- Avengers; Age of Ultron
The Departed is easily Martin Scorcese’s best film since his 1990 masterpiece Goodfellas. In the past decade and a half, he has experimented with a number of different styles and genres of film, sometimes succeeding reasonably well (2004’s The Aviator), sometimes not (2002’s boring, messy Gangs of New York). With The Departed (or should I say, The Depahted), Scorcese returns to the gritty, urban crime dramas that made his career, but gives the genre a twist by setting in Boston and focusing on Irish-American criminals instead of Italian-American ones. Screenwriter William Monahan based his script on the Hong Kong film Infernal Affairs, yet the movie feels unique and original.
The complex, multi-layered story follows a group of cops, detectives and FBI agents (played by such young Hollywood luminaries as Leonardo DiCaprio, Matt Damon and Mark Wahlberg) as they try to bring down Boston crime boss Frank Costello (Jack Nicholson). In the midst of all these conflicted men is a psychiatrist (Vera Farmiga) who becomes involved both personally and professionally with several of the key players. Part of the fun for those of us in Snobsville (AKA Boston) is watching this twisty story play out against a Beantown backdrop. The city is so prominent in the film that it almost functions as another character (indeed, a building in Chinatown plays a crucial role in several high-tension scenes). Scorcese is in fighting shape here and for the most part this two-and-a-half-hour film crackles with intensity. The editing is sharp, but blissfully not overtly showy (see his 1991 version of Cape Fear as a case in point) and the short scenes almost muscle in on each other as if fighting for screen time.
In the lead role, DiCaprio is reliably edgy and volatile—he’s thoroughly believable as a loner with something to prove. For those who may have chuckled at his accent in the previews (I did), the story creates a solid explanation for it: he’s an upper class guy trying to be a working class Southie. Also providing good support are Alec Baldwin and Martin Sheen as department higher-ups trying to nab Costello. Mark Wahlberg, in a small but pivotal role, steals every scene he’s in as a no-B.S. ball-buster with zero patience. The best player in this company, however, is Damon whose multifaceted performance capitalizes on his trademark self-assurance and balances it with terrific vulnerability. In comparison, Nicholson—who should be ideal as the morally bankrupt crime lord—is only partially successful. While solid in some of his scenes, he too often lets his ego do the acting and excessive personality does not a good performance make. While there may be Academy voters who still eat up his Jack Nicholson shtick, I’ve been more impressed with his work lately when he plays against type. The real slacker in the bunch is Farmiga, who registers absolutely zero personality. Admittedly, her part is basically “the girl”, but instead of fighting to give her character different shades and nuances, she caves in and lets her macho costars act circles around her.

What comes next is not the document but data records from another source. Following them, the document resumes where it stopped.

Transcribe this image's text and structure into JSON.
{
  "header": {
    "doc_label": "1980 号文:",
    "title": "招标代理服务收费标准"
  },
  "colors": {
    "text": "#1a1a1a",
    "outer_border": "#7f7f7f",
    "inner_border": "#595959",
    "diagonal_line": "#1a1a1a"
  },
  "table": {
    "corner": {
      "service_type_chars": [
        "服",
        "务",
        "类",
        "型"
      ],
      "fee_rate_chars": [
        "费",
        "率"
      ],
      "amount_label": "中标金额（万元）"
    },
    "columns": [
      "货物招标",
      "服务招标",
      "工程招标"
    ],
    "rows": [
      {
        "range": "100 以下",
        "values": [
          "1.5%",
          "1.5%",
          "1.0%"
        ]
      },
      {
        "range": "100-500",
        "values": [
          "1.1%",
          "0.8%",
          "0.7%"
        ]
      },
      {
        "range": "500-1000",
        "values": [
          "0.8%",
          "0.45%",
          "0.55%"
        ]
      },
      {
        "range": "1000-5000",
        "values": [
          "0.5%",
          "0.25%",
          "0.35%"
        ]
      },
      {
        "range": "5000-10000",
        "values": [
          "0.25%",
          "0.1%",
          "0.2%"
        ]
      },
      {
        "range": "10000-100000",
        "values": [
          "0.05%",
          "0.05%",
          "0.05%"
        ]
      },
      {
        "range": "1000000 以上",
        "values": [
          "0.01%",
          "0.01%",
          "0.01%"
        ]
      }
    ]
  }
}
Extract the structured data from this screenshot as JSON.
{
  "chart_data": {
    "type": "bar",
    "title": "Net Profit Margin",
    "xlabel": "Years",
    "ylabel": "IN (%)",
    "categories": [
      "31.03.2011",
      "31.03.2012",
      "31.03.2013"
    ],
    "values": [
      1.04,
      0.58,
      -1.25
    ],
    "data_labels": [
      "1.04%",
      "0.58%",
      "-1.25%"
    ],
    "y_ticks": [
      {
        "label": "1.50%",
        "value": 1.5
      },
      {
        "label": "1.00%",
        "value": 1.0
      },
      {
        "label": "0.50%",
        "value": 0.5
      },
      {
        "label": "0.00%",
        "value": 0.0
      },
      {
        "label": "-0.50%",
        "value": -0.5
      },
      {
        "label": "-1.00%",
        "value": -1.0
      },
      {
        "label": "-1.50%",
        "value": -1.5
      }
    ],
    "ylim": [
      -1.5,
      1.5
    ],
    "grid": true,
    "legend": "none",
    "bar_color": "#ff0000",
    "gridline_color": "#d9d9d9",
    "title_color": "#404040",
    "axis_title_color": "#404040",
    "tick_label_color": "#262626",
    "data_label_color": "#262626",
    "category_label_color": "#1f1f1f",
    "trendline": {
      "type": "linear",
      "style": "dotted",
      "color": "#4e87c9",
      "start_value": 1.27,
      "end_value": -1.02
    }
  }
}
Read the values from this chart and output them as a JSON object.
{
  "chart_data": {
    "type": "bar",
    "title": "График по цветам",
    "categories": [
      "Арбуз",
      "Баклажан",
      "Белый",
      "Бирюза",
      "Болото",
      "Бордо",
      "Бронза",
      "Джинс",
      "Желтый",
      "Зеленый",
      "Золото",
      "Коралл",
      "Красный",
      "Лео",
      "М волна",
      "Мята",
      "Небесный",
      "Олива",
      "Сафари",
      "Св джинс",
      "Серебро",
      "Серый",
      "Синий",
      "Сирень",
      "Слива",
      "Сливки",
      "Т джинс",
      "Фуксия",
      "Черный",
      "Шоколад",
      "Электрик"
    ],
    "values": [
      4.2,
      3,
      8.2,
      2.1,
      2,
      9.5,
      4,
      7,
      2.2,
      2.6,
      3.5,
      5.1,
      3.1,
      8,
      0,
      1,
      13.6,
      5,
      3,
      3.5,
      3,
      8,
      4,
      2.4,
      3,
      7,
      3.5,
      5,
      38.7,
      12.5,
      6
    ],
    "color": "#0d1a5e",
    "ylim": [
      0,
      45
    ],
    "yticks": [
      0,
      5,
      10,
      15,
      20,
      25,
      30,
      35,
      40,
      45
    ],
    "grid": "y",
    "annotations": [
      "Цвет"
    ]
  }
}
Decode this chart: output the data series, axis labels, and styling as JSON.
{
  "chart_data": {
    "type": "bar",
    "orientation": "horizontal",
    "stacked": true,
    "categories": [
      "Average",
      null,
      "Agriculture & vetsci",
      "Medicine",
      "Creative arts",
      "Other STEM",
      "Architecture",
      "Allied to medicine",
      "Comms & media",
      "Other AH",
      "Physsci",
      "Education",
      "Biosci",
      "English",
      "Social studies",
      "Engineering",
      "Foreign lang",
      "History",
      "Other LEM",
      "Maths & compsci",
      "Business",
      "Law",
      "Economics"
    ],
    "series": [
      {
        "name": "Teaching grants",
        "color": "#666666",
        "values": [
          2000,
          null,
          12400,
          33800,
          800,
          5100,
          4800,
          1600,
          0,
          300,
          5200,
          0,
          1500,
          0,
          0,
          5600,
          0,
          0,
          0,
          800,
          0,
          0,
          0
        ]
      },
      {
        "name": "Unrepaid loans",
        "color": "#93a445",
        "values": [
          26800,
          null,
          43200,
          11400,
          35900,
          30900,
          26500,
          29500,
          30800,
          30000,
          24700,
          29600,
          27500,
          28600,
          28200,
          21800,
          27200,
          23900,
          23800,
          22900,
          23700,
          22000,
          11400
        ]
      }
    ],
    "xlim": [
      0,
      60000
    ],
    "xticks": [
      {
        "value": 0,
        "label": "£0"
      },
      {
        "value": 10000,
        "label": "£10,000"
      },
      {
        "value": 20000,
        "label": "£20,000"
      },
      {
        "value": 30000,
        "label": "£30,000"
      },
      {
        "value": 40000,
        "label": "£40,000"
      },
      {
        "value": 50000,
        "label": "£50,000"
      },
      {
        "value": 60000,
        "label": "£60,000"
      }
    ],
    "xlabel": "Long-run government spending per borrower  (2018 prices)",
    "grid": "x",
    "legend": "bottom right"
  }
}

In Farmiga’s defense, the problem isn’t entirely hers. If there is a downside to The Departed it’s an occasional excess of testosterone-fueled melodrama. Every now and then you want to say to the filmmakers, “Okay, we get it. You’re all tough guys.” The ending in particular waxes into a method-acting Greek tragedy. These are small points of contention because overall The Departed is a riveting ride—a hard-edged, violent morality play written, directed and acted with remarkable ferocity.